目的:一些研究报告称,社交嘎吱声的发生率越来越高,尤其是在女性说话者中。以前对社交嘎吱声的研究是通过将语音的感知评估与传统的声学参数(如谐噪比和倒频峰突出度)相结合来进行的。在本研究中,使用机器学习(ML)来自动区分低吱吱声和高吱吱声的语音:方法:首先由两位语音专家对 90 位女性发言人用芬兰语发表的连续语音样本中的吱吱声量进行感知评估。根据他们的评估结果,语音样本被分为两类(嘎吱声少与多)。使用语音信号及其嘎吱声标签,对七个不同的 ML 模型进行了训练。每个模型使用三个频谱表示作为特征:结果表明,以下两个系统的性能最佳(准确率为 71.1%):使用 mel 频谱特征的 Adaboost 分类器和使用 mel 频率倒频谱系数特征的决策树分类器:在社会语言学和职业学研究中,对社交吱吱作响的研究越来越受欢迎。对嘎吱声量进行传统的人类感知评估非常费力,因此可以使用 ML 技术来帮助研究人员研究社会嘎吱声。本研究中报告的分类系统可被视为未来基于 ML 的社交嘎吱声研究的基线。
本文章由计算机程序翻译,如有差异,请以英文原文为准。
查看原文
分享 分享
微信好友 朋友圈 QQ好友 复制链接
本刊更多论文
Can a Machine Distinguish High and Low Amount of Social Creak in Speech?

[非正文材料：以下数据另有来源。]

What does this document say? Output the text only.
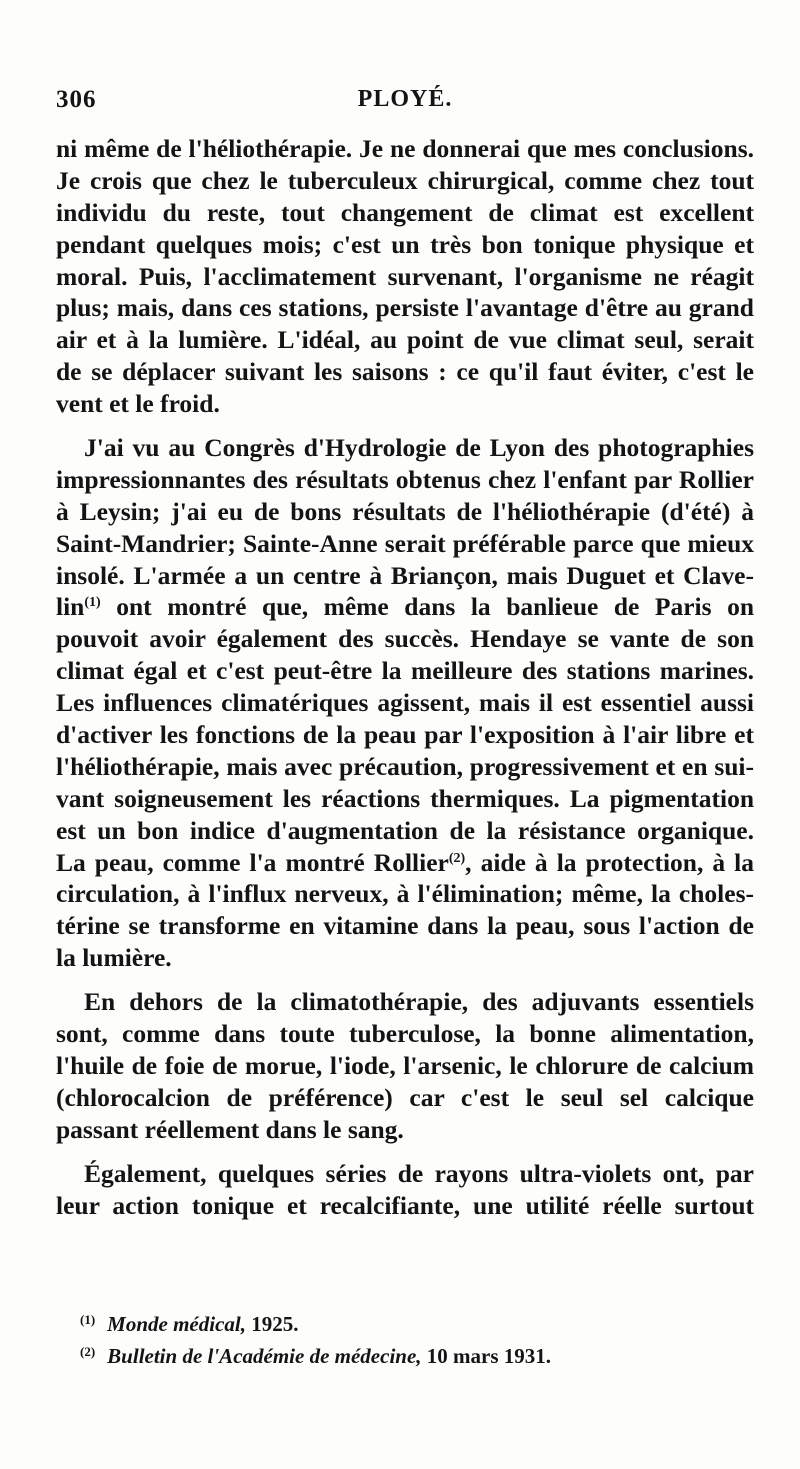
306	PLOYÉ.
ni même de l'héliothérapie. Je ne donnerai que mes conclusions.
Je crois que chez le tuberculeux chirurgical, comme chez tout
individu du reste, tout changement de climat est excellent
pendant quelques mois; c'est un très bon tonique physique et
moral. Puis, l'acclimatement survenant, l'organisme ne réagit
plus; mais, dans ces stations, persiste l'avantage d'être au grand
air et à la lumière. L'idéal, au point de vue climat seul, serait
de se déplacer suivant les saisons : ce qu'il faut éviter, c'est le
vent et le froid.
J'ai vu au Congrès d'Hydrologie de Lyon des photographies
impressionnantes des résultats obtenus chez l'enfant par Rollier
à Leysin; j'ai eu de bons résultats de l'héliothérapie (d'été) à
Saint-Mandrier; Sainte-Anne serait préférable parce que mieux
insolé. L'armée a un centre à Briançon, mais Duguet et Clave-
lin$^{(1)}$ ont montré que, même dans la banlieue de Paris on
pouvoit avoir également des succès. Hendaye se vante de son
climat égal et c'est peut-être la meilleure des stations marines.
Les influences climatériques agissent, mais il est essentiel aussi
d'activer les fonctions de la peau par l'exposition à l'air libre et
l'héliothérapie, mais avec précaution, progressivement et en sui-
vant soigneusement les réactions thermiques. La pigmentation
est un bon indice d'augmentation de la résistance organique.
La peau, comme l'a montré Rollier$^{(2)}$, aide à la protection, à la
circulation, à l'influx nerveux, à l'élimination; même, la choles-
térine se transforme en vitamine dans la peau, sous l'action de
la lumière.
En dehors de la climatothérapie, des adjuvants essentiels
sont, comme dans toute tuberculose, la bonne alimentation,
l'huile de foie de morue, l'iode, l'arsenic, le chlorure de calcium
(chlorocalcion de préférence) car c'est le seul sel calcique
passant réellement dans le sang.
Également, quelques séries de rayons ultra-violets ont, par
leur action tonique et recalcifiante, une utilité réelle surtout
$^{(1)}$ Monde médical, 1925.
$^{(2)}$ Bulletin de l'Académie de médecine, 10 mars 1931.
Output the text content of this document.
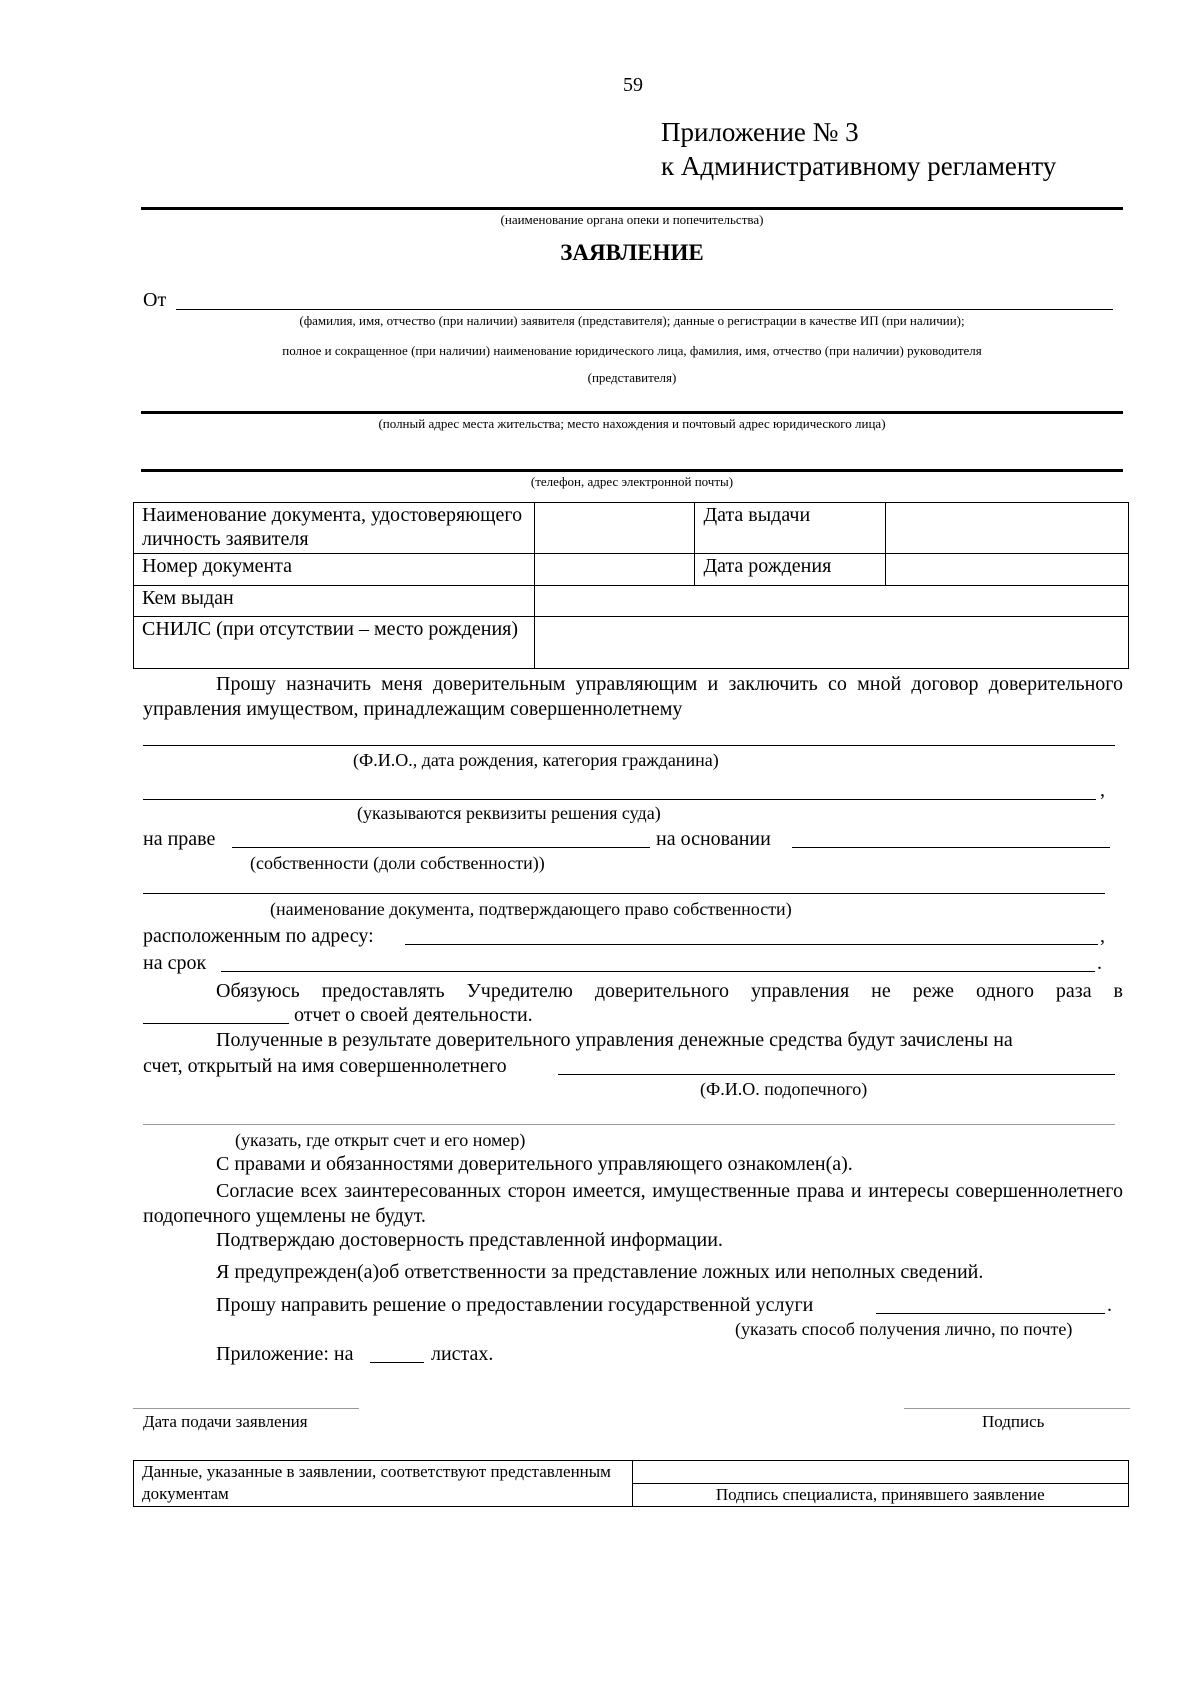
59
Приложение № 3
к Административному регламенту
(наименование органа опеки и попечительства)
ЗАЯВЛЕНИЕ
От
(фамилия, имя, отчество (при наличии) заявителя (представителя); данные о регистрации в качестве ИП (при наличии);
полное и сокращенное (при наличии) наименование юридического лица, фамилия, имя, отчество (при наличии) руководителя
(представителя)
(полный адрес места жительства; место нахождения и почтовый адрес юридического лица)
(телефон, адрес электронной почты)
Наименование документа, удостоверяющего личность заявителя		Дата выдачи	
Номер документа		Дата рождения	
Кем выдан			
СНИЛС (при отсутствии – место рождения)			
Прошу назначить меня доверительным управляющим и заключить со мной договор доверительного управления имуществом, принадлежащим совершеннолетнему
(Ф.И.О., дата рождения, категория гражданина)
,
(указываются реквизиты решения суда)
на праве	на основании
(собственности (доли собственности))
(наименование документа, подтверждающего право собственности)
расположенным по адресу:	,
на срок	.
Обязуюсь предоставлять Учредителю доверительного управления не реже одного раза в
отчет о своей деятельности.
Полученные в результате доверительного управления денежные средства будут зачислены на
счет, открытый на имя совершеннолетнего
(Ф.И.О. подопечного)
(указать, где открыт счет и его номер)
С правами и обязанностями доверительного управляющего ознакомлен(а).
Согласие всех заинтересованных сторон имеется, имущественные права и интересы совершеннолетнего подопечного ущемлены не будут.
Подтверждаю достоверность представленной информации.
Я предупрежден(а)об ответственности за представление ложных или неполных сведений.
Прошу направить решение о предоставлении государственной услуги	.
(указать способ получения лично, по почте)
Приложение: на	листах.
Дата подачи заявления	Подпись
Данные, указанные в заявлении, соответствуют представленным документам	
Подпись специалиста, принявшего заявление
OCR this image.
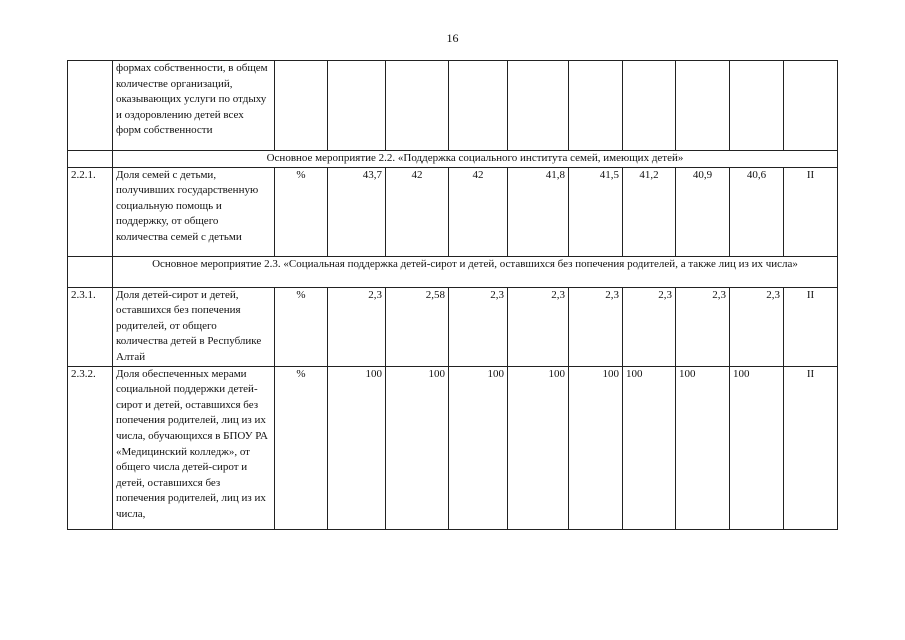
16
	формах собственности, в общем количестве организаций, оказывающих услуги по отдыху и оздоровлению детей всех форм собственности										
	Основное мероприятие 2.2. «Поддержка социального института семей, имеющих детей»										
2.2.1.	Доля семей с детьми, получивших государственную социальную помощь и поддержку, от общего количества семей с детьми	%	43,7	42	42	41,8	41,5	41,2	40,9	40,6	II
	Основное мероприятие 2.3. «Социальная поддержка детей-сирот и детей, оставшихся без попечения родителей, а также лиц из их числа»										
2.3.1.	Доля детей-сирот и детей, оставшихся без попечения родителей, от общего количества детей в Республике Алтай	%	2,3	2,58	2,3	2,3	2,3	2,3	2,3	2,3	II
2.3.2.	Доля обеспеченных мерами социальной поддержки детей-сирот и детей, оставшихся без попечения родителей, лиц из их числа, обучающихся в БПОУ РА «Медицинский колледж», от общего числа детей-сирот и детей, оставшихся без попечения родителей, лиц из их числа,	%	100	100	100	100	100	100	100	100	II
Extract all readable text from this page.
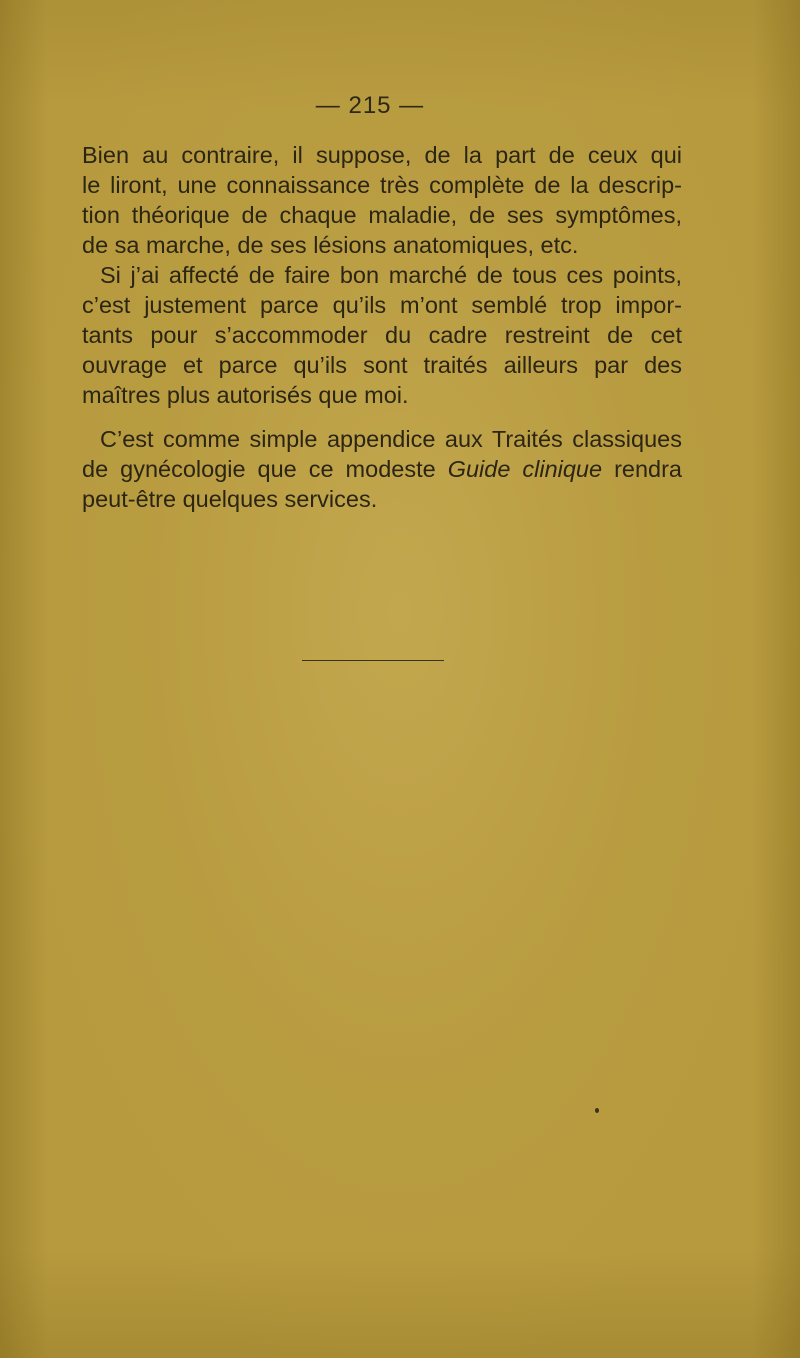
— 215 —

Bien au contraire, il suppose, de la part de ceux qui
le liront, une connaissance très complète de la descrip-
tion théorique de chaque maladie, de ses symptômes,
de sa marche, de ses lésions anatomiques, etc.

Si j’ai affecté de faire bon marché de tous ces points,
c’est justement parce qu’ils m’ont semblé trop impor-
tants pour s’accommoder du cadre restreint de cet
ouvrage et parce qu’ils sont traités ailleurs par des
maîtres plus autorisés que moi.

C’est comme simple appendice aux Traités classiques
de gynécologie que ce modeste Guide clinique rendra
peut-être quelques services.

Objectives: Increased prevalence of social creak particularly among female speakers has been reported in several studies. The study of social creak has been previously conducted by combining perceptual evaluation of speech with conventional acoustical parameters such as the harmonic-to-noise ratio and cepstral peak prominence. In the current study, machine learning (ML) was used to automatically distinguish speech of low amount of social creak from speech of high amount of social creak.

Methods: The amount of creak in continuous speech samples produced in Finnish by 90 female speakers was first perceptually assessed by two voice specialists. Based on their assessments, the speech samples were divided into two categories (low vs high amount of creak). Using the speech signals and their creak labels, seven different ML models were trained. Three spectral representations were used as feature for each model.

Results: The results show that the best performance (accuracy of 71.1%) was obtained by the following two systems: an Adaboost classifier using the mel-spectrogram feature and a decision tree classifier using the mel-frequency cepstral coefficient feature.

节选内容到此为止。